Unlike earlier this year, there has been no attempt by the State Legislature to enact a new funding stream for the agency; the state is teetering on the brink of insolvency and Governor Paterson announced that it will cease payments in some cases.
Bridge Tolls Resurface
When Elliot Sander, then the CEO of the MTA, unveiled his doomsday budget plan at this time last year, the Governor and transit advocates pushed a broad array of funding streams that would have given the agency a financial life-line. One key component, the establishment of new tolls on East and Harlem River bridges and tunnels, didn’t make it into the final bailout package. (Mayor Bloomberg proposed that it be reconsidered just prior to last week’s vote.) The State Legislature agreed on a bill imposing a payroll tax on employers within a 12-county region served by the MTA, a 50-cent surcharge on cab rides, and a roughly 10-percent increase in transit fares. For bus and subway riders, the fare increased to $2.25, rather than the $2.50 the MTA previously voted to adopt, and the cost of monthly MetroCards rose from $81 to $89.
Mr. Seabrook, who was not at last week’s board meeting, offered a chilling assessment of his colleagues in an interview the day before the vote, saying that they operated with little to no accountability and were “out of touch, out of mind.” The majority of board members, he said, are people who are not affected by the service cuts, adding that the only solution was to have the Governor or Mayor take over the agency in the same way the state established mayoral control of city schools.

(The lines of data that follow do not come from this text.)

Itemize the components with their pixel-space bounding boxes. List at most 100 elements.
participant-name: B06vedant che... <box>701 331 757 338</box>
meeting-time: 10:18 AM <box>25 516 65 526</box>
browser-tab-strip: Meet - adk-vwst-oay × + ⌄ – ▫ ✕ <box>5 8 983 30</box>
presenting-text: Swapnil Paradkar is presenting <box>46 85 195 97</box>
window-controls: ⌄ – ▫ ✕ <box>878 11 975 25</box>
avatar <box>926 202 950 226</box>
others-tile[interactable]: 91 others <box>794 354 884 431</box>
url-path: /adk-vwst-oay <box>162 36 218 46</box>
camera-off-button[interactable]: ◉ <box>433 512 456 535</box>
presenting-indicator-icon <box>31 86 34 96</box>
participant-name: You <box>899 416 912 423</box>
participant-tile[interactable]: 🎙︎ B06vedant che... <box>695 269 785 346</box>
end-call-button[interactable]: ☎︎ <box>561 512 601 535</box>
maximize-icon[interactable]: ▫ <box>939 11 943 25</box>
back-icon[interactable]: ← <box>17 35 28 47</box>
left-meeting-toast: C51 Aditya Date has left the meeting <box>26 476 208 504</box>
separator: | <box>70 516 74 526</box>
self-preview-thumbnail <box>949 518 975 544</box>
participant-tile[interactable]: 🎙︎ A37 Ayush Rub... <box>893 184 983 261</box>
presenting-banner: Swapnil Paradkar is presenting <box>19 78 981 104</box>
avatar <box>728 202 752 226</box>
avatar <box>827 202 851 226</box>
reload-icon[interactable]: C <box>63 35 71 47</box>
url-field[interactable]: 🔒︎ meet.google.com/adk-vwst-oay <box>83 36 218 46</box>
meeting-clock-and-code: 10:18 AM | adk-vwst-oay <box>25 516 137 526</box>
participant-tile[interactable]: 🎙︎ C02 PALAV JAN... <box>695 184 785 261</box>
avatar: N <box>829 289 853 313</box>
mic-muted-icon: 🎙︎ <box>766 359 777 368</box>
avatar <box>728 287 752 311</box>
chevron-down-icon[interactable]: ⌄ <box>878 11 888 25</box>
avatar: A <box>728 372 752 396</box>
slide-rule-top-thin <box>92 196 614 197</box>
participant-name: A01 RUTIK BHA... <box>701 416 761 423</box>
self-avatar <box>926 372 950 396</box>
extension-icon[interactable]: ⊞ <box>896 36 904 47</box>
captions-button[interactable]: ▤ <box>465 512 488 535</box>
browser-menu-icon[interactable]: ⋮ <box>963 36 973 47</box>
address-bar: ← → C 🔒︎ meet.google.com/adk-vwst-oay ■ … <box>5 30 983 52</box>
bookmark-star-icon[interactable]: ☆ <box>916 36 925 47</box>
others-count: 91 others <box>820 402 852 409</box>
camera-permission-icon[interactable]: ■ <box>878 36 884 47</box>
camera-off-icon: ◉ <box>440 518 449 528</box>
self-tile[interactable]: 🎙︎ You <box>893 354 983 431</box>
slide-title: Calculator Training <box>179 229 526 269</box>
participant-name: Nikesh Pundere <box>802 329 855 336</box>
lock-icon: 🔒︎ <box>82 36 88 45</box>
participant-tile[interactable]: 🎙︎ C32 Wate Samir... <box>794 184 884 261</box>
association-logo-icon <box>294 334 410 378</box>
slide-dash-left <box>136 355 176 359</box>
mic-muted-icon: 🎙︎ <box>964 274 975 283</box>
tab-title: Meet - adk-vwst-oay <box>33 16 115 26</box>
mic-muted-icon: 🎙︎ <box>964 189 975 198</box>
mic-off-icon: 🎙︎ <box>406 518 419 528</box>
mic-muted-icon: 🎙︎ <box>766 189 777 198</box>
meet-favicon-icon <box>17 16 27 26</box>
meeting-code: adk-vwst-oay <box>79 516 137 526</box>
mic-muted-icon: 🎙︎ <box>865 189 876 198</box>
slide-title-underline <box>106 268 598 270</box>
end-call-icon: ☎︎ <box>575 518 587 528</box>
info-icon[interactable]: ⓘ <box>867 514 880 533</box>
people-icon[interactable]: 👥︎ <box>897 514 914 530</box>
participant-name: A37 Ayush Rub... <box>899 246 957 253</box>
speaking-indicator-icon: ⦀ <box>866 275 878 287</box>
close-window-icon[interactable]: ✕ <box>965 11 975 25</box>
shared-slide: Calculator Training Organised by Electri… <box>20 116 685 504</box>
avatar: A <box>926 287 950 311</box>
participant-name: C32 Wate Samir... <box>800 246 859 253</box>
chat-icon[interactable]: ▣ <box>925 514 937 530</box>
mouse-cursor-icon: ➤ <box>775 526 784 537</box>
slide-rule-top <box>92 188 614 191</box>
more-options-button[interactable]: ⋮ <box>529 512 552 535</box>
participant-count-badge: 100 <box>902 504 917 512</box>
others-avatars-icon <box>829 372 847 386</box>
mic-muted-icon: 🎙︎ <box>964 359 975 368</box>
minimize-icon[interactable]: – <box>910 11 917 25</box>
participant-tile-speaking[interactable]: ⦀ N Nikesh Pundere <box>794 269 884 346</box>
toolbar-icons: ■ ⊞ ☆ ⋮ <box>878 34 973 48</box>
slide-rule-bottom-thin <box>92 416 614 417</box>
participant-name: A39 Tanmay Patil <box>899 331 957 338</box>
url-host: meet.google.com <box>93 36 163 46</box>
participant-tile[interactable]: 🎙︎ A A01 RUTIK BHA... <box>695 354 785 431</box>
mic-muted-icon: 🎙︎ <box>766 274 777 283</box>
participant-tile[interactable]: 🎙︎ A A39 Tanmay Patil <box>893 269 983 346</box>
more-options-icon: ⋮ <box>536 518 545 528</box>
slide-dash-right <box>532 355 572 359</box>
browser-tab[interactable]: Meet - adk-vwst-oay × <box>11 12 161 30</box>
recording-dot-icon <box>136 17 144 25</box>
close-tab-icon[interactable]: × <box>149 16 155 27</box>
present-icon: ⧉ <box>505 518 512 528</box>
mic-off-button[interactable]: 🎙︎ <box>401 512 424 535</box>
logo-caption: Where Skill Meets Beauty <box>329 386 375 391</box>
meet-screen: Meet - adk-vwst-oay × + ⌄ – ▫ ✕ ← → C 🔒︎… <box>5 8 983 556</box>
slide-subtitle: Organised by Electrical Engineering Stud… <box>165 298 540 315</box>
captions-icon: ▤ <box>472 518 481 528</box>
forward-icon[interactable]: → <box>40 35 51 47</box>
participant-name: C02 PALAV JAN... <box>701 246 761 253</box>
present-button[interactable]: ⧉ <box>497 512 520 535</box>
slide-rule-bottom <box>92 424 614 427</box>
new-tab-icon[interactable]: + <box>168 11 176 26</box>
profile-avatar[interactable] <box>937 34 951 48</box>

“We can no longer allow the people of this great city to suffer at the hands of people just sitting down giving a nod,” Mr. Seabrook said. “This authority is not working. Every three months we’re back here talking about increases. Every three months we’re back here talking about let’s cut this, or let’s cut that. It doesn’t seem like anyone is in charge.”
Wanted Alcohol/Tobacco Tax
He blasted the MTA leadership for not seriously considering his recommendations to generate revenue earlier this year, including a 20-percent tax on alcohol and tobacco products that would go towards the MTA’s operational expenses and the renting out of more space at large stations to advertisers such as Disney. (It should be noted that in the case of Mr. Seabrook’s “sin tax” proposal, such a measure would have to be enacted by the State Legislature.)
Mr. Walder said that while many people have protested that the MTA budget was passed with little time for public comment, last week’s action would mark the beginning of an official public comment period and that there was still time for the state and city to provide revenue streams that could avert the cuts.
“This is the start of a process,” he said. “Not the end of a process.”